# Crossover design



## GeorgeG (May 10, 2017)

Are there any options for crossover design software that gives design iterations/optimization like Soundeasy but is less expensive and/or more intuitive?

Thanks,

George


----------



## fusseli (May 1, 2007)

All I know that's free, and very technically accurate, is passive crossover designer (PCD). It was ported to a windows app a while back so it no longer requires Excel to run. There's nothing automatic about the process of using it, though...

If you are starting a new speaker build and are not in a hurry, I could help walk you through using it.


----------



## GeorgeG (May 10, 2017)

fusseli said:


> All I know that's free, and very technically accurate, is passive crossover designer (PCD).
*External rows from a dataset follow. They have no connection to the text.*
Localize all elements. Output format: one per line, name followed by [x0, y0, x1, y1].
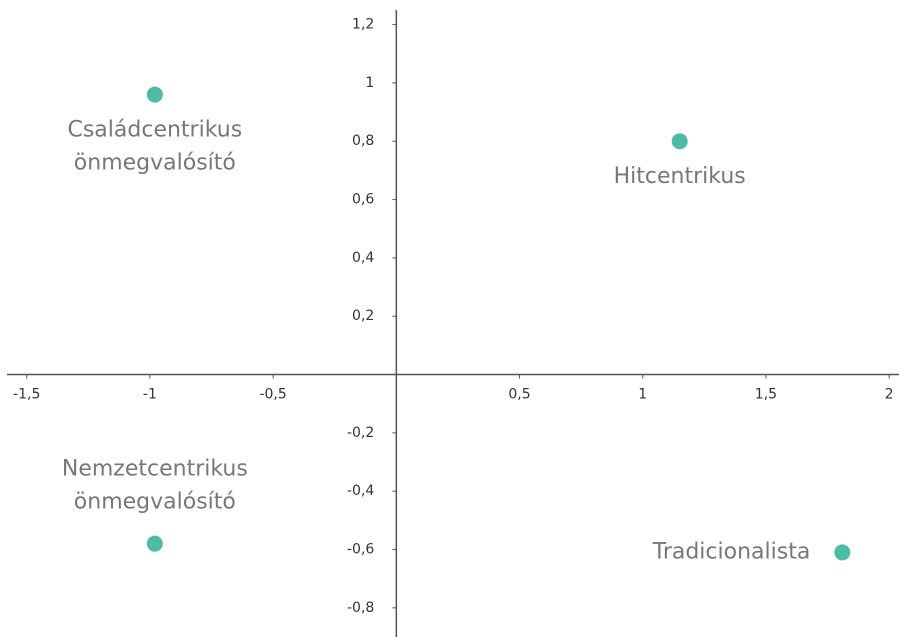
y-tick-label: 0,6: [352, 192, 374, 208]
point: [146, 86, 163, 103]
y-tick-label: -0,4: [347, 483, 374, 499]
point: [671, 133, 688, 150]
point-label: önmegvalósító: [74, 490, 236, 515]
y-tick-label: 0,8: [352, 133, 374, 149]
x-tick-label: -0,5: [259, 387, 286, 403]
point-label: önmegvalósító: [74, 151, 236, 176]
point-label: Családcentrikus: [67, 118, 242, 143]
y-tick-label: 1: [365, 75, 374, 91]
point-label: Tradicionalista: [652, 539, 811, 564]
point-label: Nemzetcentrikus: [62, 457, 248, 482]
point: [146, 535, 163, 552]
point: [834, 544, 851, 561]
x-tick-label: 2: [885, 387, 894, 403]
x-tick-label: 0,5: [508, 387, 530, 403]
y-tick-label: -0,6: [347, 542, 374, 558]
y-tick-label: -0,2: [347, 425, 374, 441]
y-tick-label: -0,8: [347, 600, 374, 616]
x-tick-label: -1: [143, 387, 157, 403]
y-tick-label: 0,2: [352, 308, 374, 324]
x-tick-label: 1,5: [755, 387, 777, 403]
x-tick-label: -1,5: [13, 387, 40, 403]
y-tick-label: 1,2: [352, 17, 374, 33]
x-tick-label: 1: [638, 387, 647, 403]
point-label: Hitcentrikus: [614, 164, 746, 189]
y-tick-label: 0,4: [352, 250, 374, 266]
It was ported to a windows app a while back so it no longer requires Excel to run. There's nothing automatic about the process of using it, though...
> 
> If you are starting a new speaker build and are not in a hurry, I could help walk you through using it.


Thanks. It looks like that's the tool that was originally done by Jeff Bagby which seems to be held in high regard. In this software does it provide any topology/circuit suggestions or does it just calculate the effect of the circuit and values that you select on your own? If the latter, what resource do you use to decide on the xover order and values?

Thanks,

George


----------



## fusseli (May 1, 2007)

There is nothing automatic, and it doesn't suggest anything. All it does it calculate the effects of the circuit you choose to add. It's not the easiest to pick up and learn but it's very accurate when used correctly.

I am working on a speaker building write-up that might help you, maybe I will post that sooner than later.


----------



## Demitryk (Apr 23, 2013)

HT Audio's X-over Pro


----------